Published February 14, 2014

THROUGH the thin covering placed in the name of secrecy, this world has been allowed to see it all — spy wars and celebrated undercover agents stalking places and people for the purported sake of patriotism, nation, race and religion. The objective has been as much intelligence-gathering as it has been to deter and intimidate everyone around. And as conspicuousness goes, the Pakistani intelligence agencies can doubtless rival the most visible spy networks there have ever been. There is little in the country that cannot be, logically, blamed on these agents, and with time, the substance in allegations of intelligence agencies committing blatant excesses has been increasing.

In recent days, these accusations have related to a young man who went missing in Bahawalnagar last year and the sudden telltale disappearance of an anti-drone activist in Islamabad. On Wednesday, a report submitted in the Supreme Court by the Punjab police hinted at the possible involvement of the ISI in the Bahawalnagar case. In the other case, the anti-drone activist went missing some 10 days ago, just when he was about to take his case, built around the death of his son and brother in a drone strike in 2009, to Europe. Regardless of the impact of the activist’s being picked up by mysterious men in the midst of the drive to obtain figures for the number of civilians killed in drone attacks, it is alarming that these disappearances continue. They have been going on despite court interventions and growing protests by lawyers, rights activists and people at large. The ‘campaign’ to rein in the agencies appears to have got stuck.

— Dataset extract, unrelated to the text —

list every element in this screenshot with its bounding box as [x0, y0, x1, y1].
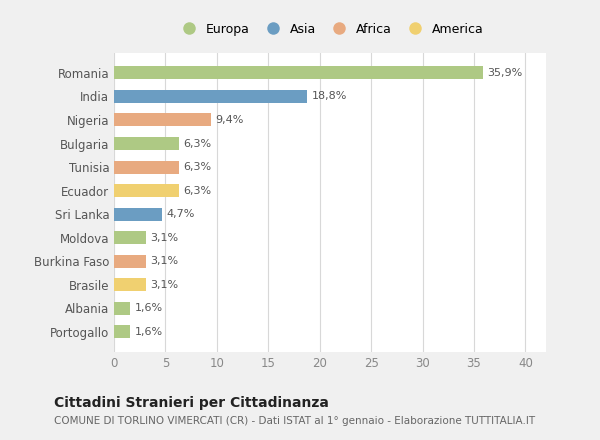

The government has so far done little to betray that it has the resolve to remove suspicions regarding the state’s intelligence agencies including the ISI. A good first step in a necessary clean-up exercise would be for the government to assert some control over these agencies’ workings. That has not been attempted in times where a government is ready to delegate its functions to peace committees comprising journalists and other non-official members. Instead, and not unexpectedly, the government has come up with the Protection of Pakistan Ordinance. Mooted in ‘extraordinary’ circumstances, this law raises genuine fears about its utilisation in legalising some actions purported to be carried out under cover, altogether doing away with the thin veneer beneath which the secret world has so far existed. Having thus stated its intentions, the government has returned to its refrain about the supremacy of democracy and to the vows of resolving all issues — from the war against militancy to the trouble in Balochistan — amicably. Democracy is certainly not about the elected being content with the illusion of power while the shots are called by the likes of mysterious silhouettes and their modern legalised reincarnations.